Concrete receipts so this isn't pure aesthetics.

clone-a-website: a CLI that takes a Webflow URL and produces a deployable static replica with rewritten asset paths. About 2,000 lines. I built it because I needed to migrate this site off Webflow, and Cloudflare Pages billed less for a static site than Webflow billed for hosting. It has cloned six sites for me without manual cleanup.

fragments: a 200-line CLI that does literal text substitution between marker comments in HTML files. Used to manage shared <head>, nav, and footer blocks across this site. It's about the smallest useful program I have ever written, and it has earned its keep every day for the last month.

freedom-cms: a Rust HTTP server that lets me click-edit any element on this site, then autocommits the change to git. About 2,800 lines. Replaces a category of CMS for one specific use case (single editor, files-as-source-of-truth, deploy-via-git).
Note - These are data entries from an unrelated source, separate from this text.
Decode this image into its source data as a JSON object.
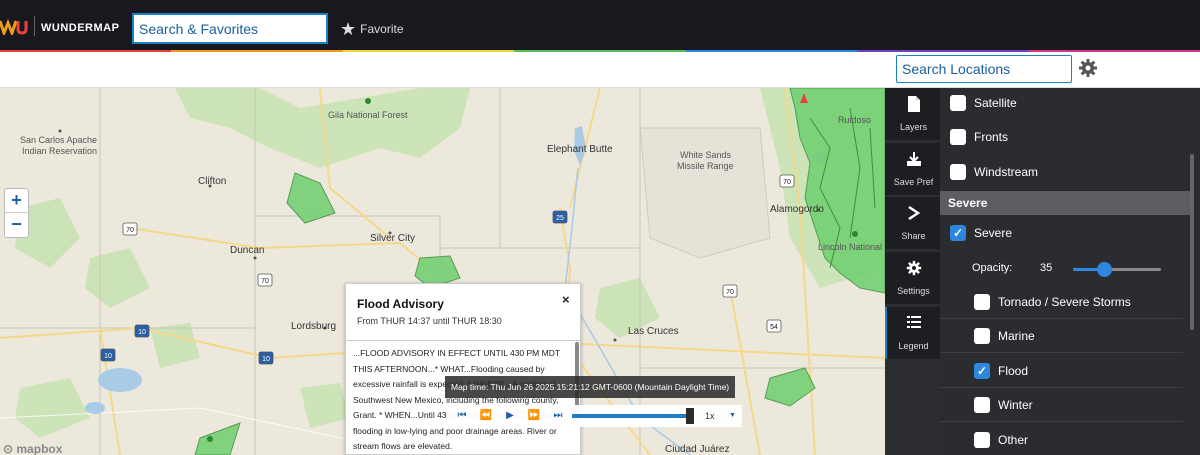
{
  "header": {
    "logo_text": "WUNDERMAP",
    "search_value": "Search & Favorites",
    "favorite_label": "Favorite"
  },
  "locbar": {
    "search_value": "Search Locations"
  },
  "map": {
    "labels": [
      {
        "text": "San Carlos Apache",
        "type": "place"
      },
      {
        "text": "Indian Reservation",
        "type": "place"
      },
      {
        "text": "Gila National Forest",
        "type": "place"
      },
      {
        "text": "Elephant Butte",
        "type": "city"
      },
      {
        "text": "White Sands",
        "type": "place"
      },
      {
        "text": "Missile Range",
        "type": "place"
      },
      {
        "text": "Clifton",
        "type": "city"
      },
      {
        "text": "Alamogordo",
        "type": "city"
      },
      {
        "text": "Duncan",
        "type": "city"
      },
      {
        "text": "Silver City",
        "type": "city"
      },
      {
        "text": "Lincoln National Fo",
        "type": "place"
      },
      {
        "text": "Lordsburg",
        "type": "city"
      },
      {
        "text": "Las Cruces",
        "type": "city"
      },
      {
        "text": "Ciudad Juárez",
        "type": "city"
      },
      {
        "text": "Ruidoso",
        "type": "city"
      }
    ],
    "shields": [
      "70",
      "70",
      "70",
      "10",
      "25",
      "10",
      "10",
      "70",
      "54"
    ],
    "mapbox": "mapbox",
    "map_time": "Map time: Thu Jun 26 2025 15:21:12 GMT-0600 (Mountain Daylight Time)",
    "speed": "1x",
    "zoom_in": "+",
    "zoom_out": "−",
    "timeline_progress": 0.98
  },
  "popup": {
    "title": "Flood Advisory",
    "close": "×",
    "subtitle": "From THUR 14:37 until THUR 18:30",
    "body": "...FLOOD ADVISORY IN EFFECT UNTIL 430 PM MDT THIS AFTERNOON...* WHAT...Flooding caused by excessive rainfall is expected. * WHERE...A portion of Southwest New Mexico, including the following county, Grant. * WHEN...Until 430 PM MDT. * IMPACTS...Minor flooding in low-lying and poor drainage areas. River or stream flows are elevated."
  },
  "tabs": [
    {
      "label": "Layers",
      "icon": "document-icon"
    },
    {
      "label": "Save Pref",
      "icon": "download-icon"
    },
    {
      "label": "Share",
      "icon": "chevron-right-icon"
    },
    {
      "label": "Settings",
      "icon": "gear-icon"
    },
    {
      "label": "Legend",
      "icon": "list-icon"
    }
  ],
  "layers": {
    "top_items": [
      {
        "label": "Satellite",
        "checked": false
      },
      {
        "label": "Fronts",
        "checked": false
      },
      {
        "label": "Windstream",
        "checked": false
      }
    ],
    "section_title": "Severe",
    "severe_item": {
      "label": "Severe",
      "checked": true
    },
    "opacity_label": "Opacity:",
    "opacity_value": "35",
    "opacity_level": 0.35,
    "sub_items": [
      {
        "label": "Tornado / Severe Storms",
        "checked": false
      },
      {
        "label": "Marine",
        "checked": false
      },
      {
        "label": "Flood",
        "checked": true
      },
      {
        "label": "Winter",
        "checked": false
      },
      {
        "label": "Other",
        "checked": false
      }
    ]
  },
  "colors": {
    "accent": "#1d7fc4",
    "header_bg": "#17191e",
    "panel_bg": "#2b2c30",
    "checked": "#2e86de",
    "flood_green": "#6fcf6f",
    "rainbow": [
      "#e8423c",
      "#f29c1f",
      "#f3d33a",
      "#5cb85c",
      "#2e86de",
      "#6f42c1",
      "#d63384"
    ]
  }
}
In all three cases, I am the user. I shipped them because I wanted to use them. The fact that they exist as binaries means I can install them on a new machine in 10 seconds.

Where I still reach for a different language

If the workload is "talk to the LLM SDK and orchestrate calls," I still reach for TypeScript. The Anthropic SDK and OpenAI SDK have first-class TS bindings, the streaming-response patterns are well-trodden, and I'm not in the language because of its language properties; I'm in it because of its ecosystem.

If the workload is "data analysis and one-off scripting," I still reach for Python. Pandas exists. Polars is great but Pandas exists more. For a one-shot CSV crunch, I do not want to write Rust.

If the workload is "frontend code that has to run in a browser," obviously I'm not writing Rust. There's WASM, but that's a different post.

The Rust default applies specifically to: CLIs, MCP servers, long-running background workers, anything that should be a single binary and live in /usr/local/bin. For that shape of program, Rust is the boring correct choice, and I'm done apologizing for it.